Chapter 17
Touch of Love
Senandung merdu meluncur dari celah bibir mungil si Jiyool Kecil. Ia berjongkok di sisi jungkat-jungkit sembari menggesek tanah dengan ujung telunjuknya; tertawa kala nama Kkamjong terukir di atas permukannya—tepat di samping namanya—dengan beberapa gambar bunga dan hati yang dibuatnya. Sesekali kepalanya mencongak untuk mengecek jika saja bocah berkulit gelap itu tiba di taman. Namun nihil, ia mengerucutkan bibir, tampak kesal. Tak biasanya Jongin terlambat datang ke taman. Ia tak pernah membiarkan Jiyool menunggu dan selalu dirinyalah yang menanti kedatangan bocah perempuan tersebut.
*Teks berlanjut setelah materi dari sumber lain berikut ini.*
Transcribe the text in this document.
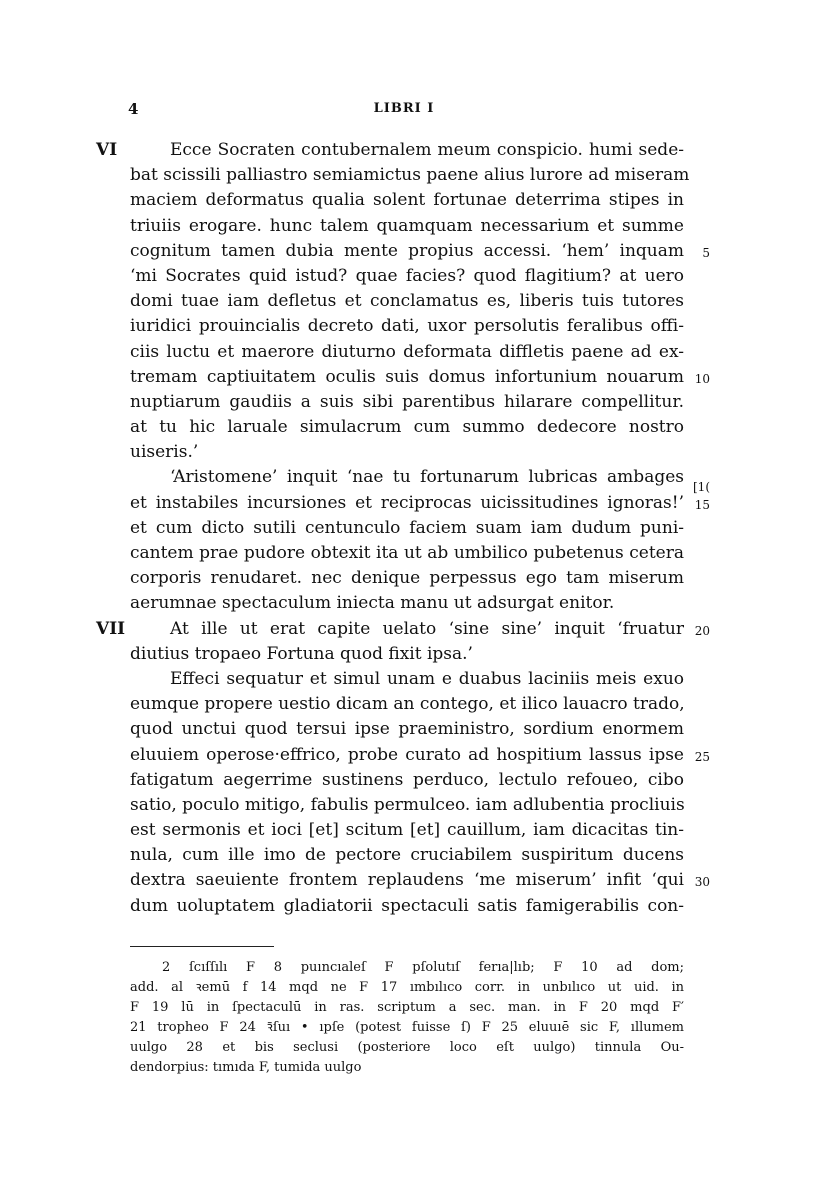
4	LIBRI I
VI	Ecce Socraten contubernalem meum conspicio. humi sede-
bat scissili palliastro semiamictus paene alius lurore ad miseram
maciem deformatus qualia solent fortunae deterrima stipes in
triuiis erogare. hunc talem quamquam necessarium et summe
cognitum tamen dubia mente propius accessi. ‘hem’ inquam 5
‘mi Socrates quid istud? quae facies? quod flagitium? at uero
domi tuae iam defletus et conclamatus es, liberis tuis tutores
iuridici prouincialis decreto dati, uxor persolutis feralibus offi-
ciis luctu et maerore diuturno deformata diffletis paene ad ex-
tremam captiuitatem oculis suis domus infortunium nouarum 10
nuptiarum gaudiis a suis sibi parentibus hilarare compellitur.
at tu hic laruale simulacrum cum summo dedecore nostro
uiseris.’
‘Aristomene’ inquit ‘nae tu fortunarum lubricas ambages [1(
et instabiles incursiones et reciprocas uicissitudines ignoras!’ 15
et cum dicto sutili centunculo faciem suam iam dudum puni-
cantem prae pudore obtexit ita ut ab umbilico pubetenus cetera
corporis renudaret. nec denique perpessus ego tam miserum
aerumnae spectaculum iniecta manu ut adsurgat enitor.
VII	At ille ut erat capite uelato ‘sine sine’ inquit ‘fruatur 20
diutius tropaeo Fortuna quod fixit ipsa.’
Effeci sequatur et simul unam e duabus laciniis meis exuo
eumque propere uestio dicam an contego, et ilico lauacro trado,
quod unctui quod tersui ipse praeministro, sordium enormem
eluuiem operose·effrico, probe curato ad hospitium lassus ipse 25
fatigatum aegerrime sustinens perduco, lectulo refoueo, cibo
satio, poculo mitigo, fabulis permulceo. iam adlubentia procliuis
est sermonis et ioci [et] scitum [et] cauillum, iam dicacitas tin-
nula, cum ille imo de pectore cruciabilem suspiritum ducens
dextra saeuiente frontem replaudens ‘me miserum’ infit ‘qui 30
dum uoluptatem gladiatorii spectaculi satis famigerabilis con-
2 ſcıſſılı F 8 puıncıaleſ F pſolutıſ ferıa|lıb; F 10 ad dom;
add. al ꝛemū f 14 mqd ne F 17 ımbılıco corr. in unbılıco ut uid. in
F 19 lū in ſpectaculū in ras. scriptum a sec. man. in F 20 mqd F′
21 tropheo F 24 ꝛ̄ſuı • ıpſe (potest fuisse ſ) F 25 eluuıē sic F, ıllumem
uulgo 28 et bis seclusi (posteriore loco eſt uulgo) tinnula Ou-
dendorpius: tımıda F, tumida uulgo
Dengan helaan napas berat, Jiyool bagkit berdiri, menatap gumpalan kelabu pekat di atas langit sembari memicingkan mata. Ia tak menyadari suhu udara yang semakin rendah, menusuk kulit polosnya dengan sengatan hawa dingin.
Satu jam. Itu adalah durasi waktu Jiyool menunggu kedatangan Jongin. Ia menatap jam raksasa di ujung jalan raya yang telah menunjukkan pukul setengah enam sore. Namun tanda-tanda kemunculan Jongin tak kunjung tiba. Hingga akhirnya gadis kecil itu memutuskan untuk pulang, tak ingin membuat keluarganya cemas lantaran hari mulai berakhir dengan cuaca yang tak bersahabat. Ia menatap kesekeliling, memastikan untuk yang terakhir kalinya kala sebuah suara memanggil namanya.
Di kejauhan, Jongin berlari secepat kilat dengan wajah basah oleh kucuran air mata. Ia sesenggukan, sesekali menyeka cairan bening yang menghalau pendangannya. Senyum Jiyool merekah; ia melambaikan tangan dengan semangat, ikut berlari menghampiri bocah tersebut.
“Kkamjong, kau ter—” kalimatnya terpotong ketika mendapati tangisan Jongin.
Wajahnya menunduk, berusaha mengatur deru napas yang memburu. Bahkan Jongin dapat mendengar degup jantungnya sendiri, seperti hendak pecah dan meleburkan setiap inci tubuhnya. Tangannya bergetar kala ia menyodorkan sebuah gelang hitam kepada Jiyool, yang mana bocah manis tersebut hanya dapat mengerutkan kening.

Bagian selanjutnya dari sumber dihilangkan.